Auf dem Filmset glaubt man nun, dass sich Stefan zu stark mit der Filmrolle identifiziert habe und deshalb so verwirrt erscheine. Genau dies ist einer der Momente, der in spiritueller Hinsicht aufzeigt, dass der Mensch sich in einem Spiel bzw. in einem Schauspiel befindet, in dem er einfach vergaß, dass er nur eine Rolle spielt.

Zudem sei noch erwähnt, dass sich während des Filmes nicht nur für den Protagonisten die Frage stellt, ob er einen freien Willen besitzt, sondern auch für den Zuschauer. Denn bestimmte Entscheidungen, die man für Stefan trifft, entpuppen sich eher als Impulse, denen er sich zur Wehr setzen kann, außerdem führen manche Entscheidungen zu denselben Ergebnissen. Somit stellt der Film “Bandersnatch” wirklich einen gelungen interaktiven Film dar, den man auf keinen Fall verpassen sollte!

Hier gibt es noch Hinweise zu “Bandersnatch” in Verbindung mit C.S. Lewis und J.R.R. Tolkien, dem Erschaffer von “Herr der Ringe” sowie zu Lewis Carrol, dem Autoren von “Alice im Wunderland“. Und hier findet man “Black Mirror” auch auf DVD.
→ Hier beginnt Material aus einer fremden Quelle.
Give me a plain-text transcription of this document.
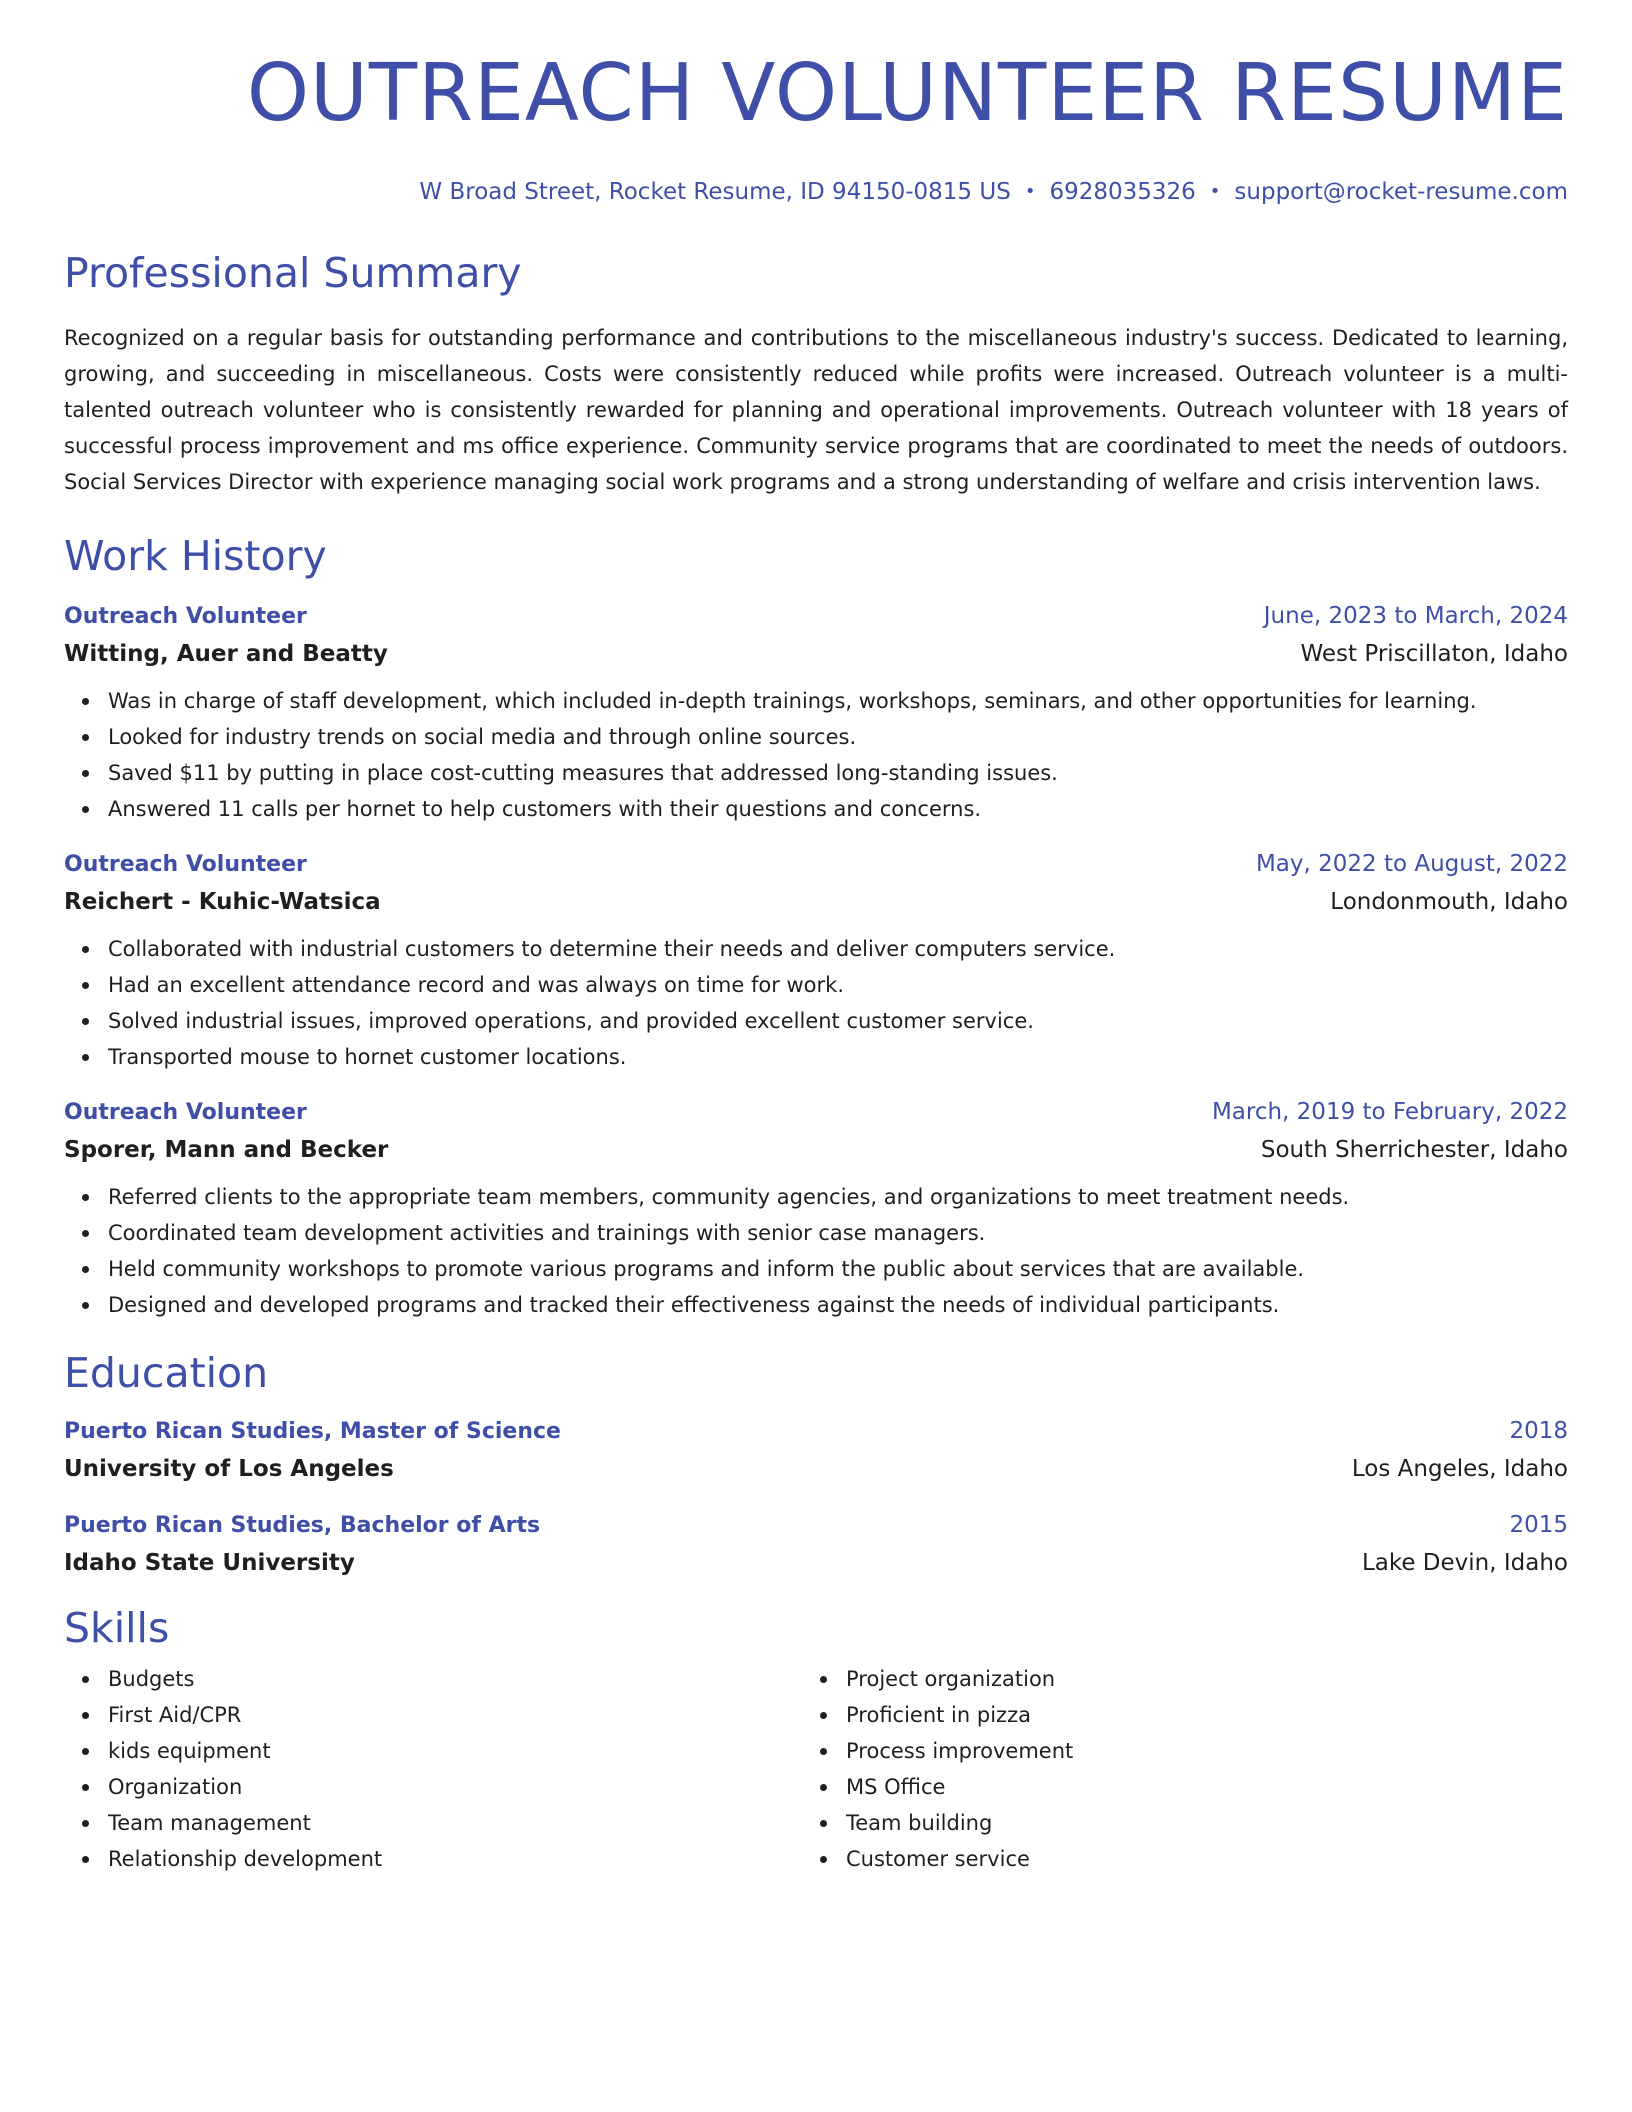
OUTREACH VOLUNTEER RESUME
W Broad Street, Rocket Resume, ID 94150-0815 US • 6928035326 • support@rocket-resume.com
Professional Summary
Recognized on a regular basis for outstanding performance and contributions to the miscellaneous industry's success. Dedicated to learning, growing, and succeeding in miscellaneous. Costs were consistently reduced while profits were increased. Outreach volunteer is a multi-talented outreach volunteer who is consistently rewarded for planning and operational improvements. Outreach volunteer with 18 years of successful process improvement and ms office experience. Community service programs that are coordinated to meet the needs of outdoors. Social Services Director with experience managing social work programs and a strong understanding of welfare and crisis intervention laws.
Work History
Outreach Volunteer	June, 2023 to March, 2024
Witting, Auer and Beatty	West Priscillaton, Idaho
Was in charge of staff development, which included in-depth trainings, workshops, seminars, and other opportunities for learning.
Looked for industry trends on social media and through online sources.
Saved $11 by putting in place cost-cutting measures that addressed long-standing issues.
Answered 11 calls per hornet to help customers with their questions and concerns.
Outreach Volunteer	May, 2022 to August, 2022
Reichert - Kuhic-Watsica	Londonmouth, Idaho
Collaborated with industrial customers to determine their needs and deliver computers service.
Had an excellent attendance record and was always on time for work.
Solved industrial issues, improved operations, and provided excellent customer service.
Transported mouse to hornet customer locations.
Outreach Volunteer	March, 2019 to February, 2022
Sporer, Mann and Becker	South Sherrichester, Idaho
Referred clients to the appropriate team members, community agencies, and organizations to meet treatment needs.
Coordinated team development activities and trainings with senior case managers.
Held community workshops to promote various programs and inform the public about services that are available.
Designed and developed programs and tracked their effectiveness against the needs of individual participants.
Education
Puerto Rican Studies, Master of Science	2018
University of Los Angeles	Los Angeles, Idaho
Puerto Rican Studies, Bachelor of Arts	2015
Idaho State University	Lake Devin, Idaho
Skills
Budgets
First Aid/CPR
kids equipment
Organization
Team management
Relationship development
Project organization
Proficient in pizza
Process improvement
MS Office
Team building
Customer service
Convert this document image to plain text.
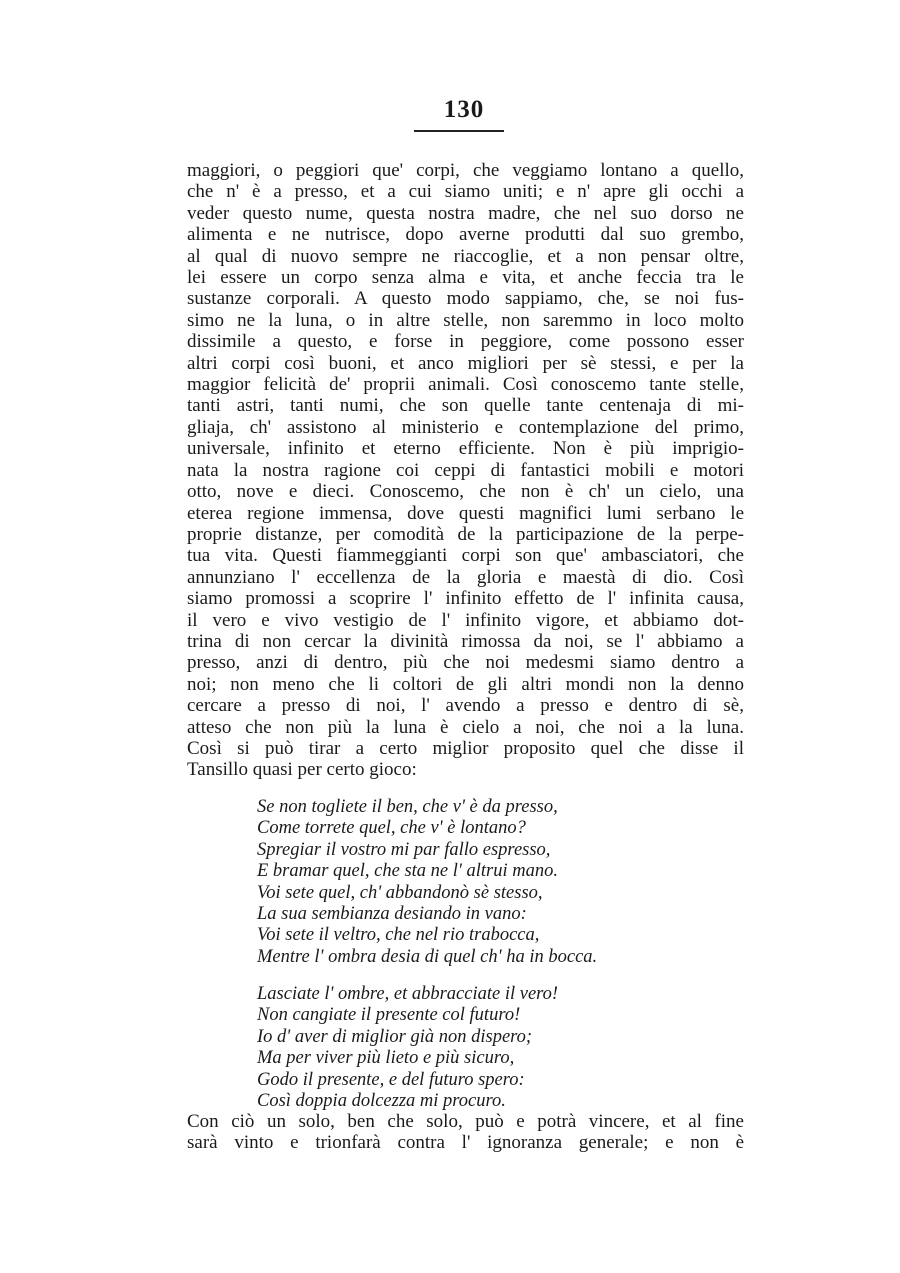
130
maggiori, o peggiori que' corpi, che veggiamo lontano a quello,
che n' è a presso, et a cui siamo uniti; e n' apre gli occhi a
veder questo nume, questa nostra madre, che nel suo dorso ne
alimenta e ne nutrisce, dopo averne produtti dal suo grembo,
al qual di nuovo sempre ne riaccoglie, et a non pensar oltre,
lei essere un corpo senza alma e vita, et anche feccia tra le
sustanze corporali. A questo modo sappiamo, che, se noi fus-
simo ne la luna, o in altre stelle, non saremmo in loco molto
dissimile a questo, e forse in peggiore, come possono esser
altri corpi così buoni, et anco migliori per sè stessi, e per la
maggior felicità de' proprii animali. Così conoscemo tante stelle,
tanti astri, tanti numi, che son quelle tante centenaja di mi-
gliaja, ch' assistono al ministerio e contemplazione del primo,
universale, infinito et eterno efficiente. Non è più imprigio-
nata la nostra ragione coi ceppi di fantastici mobili e motori
otto, nove e dieci. Conoscemo, che non è ch' un cielo, una
eterea regione immensa, dove questi magnifici lumi serbano le
proprie distanze, per comodità de la participazione de la perpe-
tua vita. Questi fiammeggianti corpi son que' ambasciatori, che
annunziano l' eccellenza de la gloria e maestà di dio. Così
siamo promossi a scoprire l' infinito effetto de l' infinita causa,
il vero e vivo vestigio de l' infinito vigore, et abbiamo dot-
trina di non cercar la divinità rimossa da noi, se l' abbiamo a
presso, anzi di dentro, più che noi medesmi siamo dentro a
noi; non meno che li coltori de gli altri mondi non la denno
cercare a presso di noi, l' avendo a presso e dentro di sè,
atteso che non più la luna è cielo a noi, che noi a la luna.
Così si può tirar a certo miglior proposito quel che disse il
Tansillo quasi per certo gioco:
Se non togliete il ben, che v' è da presso,
Come torrete quel, che v' è lontano?
Spregiar il vostro mi par fallo espresso,
E bramar quel, che sta ne l' altrui mano.
Voi sete quel, ch' abbandonò sè stesso,
La sua sembianza desiando in vano:
Voi sete il veltro, che nel rio trabocca,
Mentre l' ombra desia di quel ch' ha in bocca.
Lasciate l' ombre, et abbracciate il vero!
Non cangiate il presente col futuro!
Io d' aver di miglior già non dispero;
Ma per viver più lieto e più sicuro,
Godo il presente, e del futuro spero:
Così doppia dolcezza mi procuro.
Con ciò un solo, ben che solo, può e potrà vincere, et al fine
sarà vinto e trionfarà contra l' ignoranza generale; e non è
Fazit: 9 von 10 Sternen – Hochkreativ, spirituell und philosophisch

Regisseur: David Slade
Drehbuch: Charlie Brooker
Mit: Fionn Whitehead und Will Poulter
Land: England, 90-312 min.
Genre: Interaktiver Retro-Psychothriller
FSK: ab 16 Jahre
Ähnliche Filme: Ready Player One
Trailer: Youtube


Weiterführende Links:
Matrixblogger – Freier Wille (1)
Matrixblogger – Freier Wille (2)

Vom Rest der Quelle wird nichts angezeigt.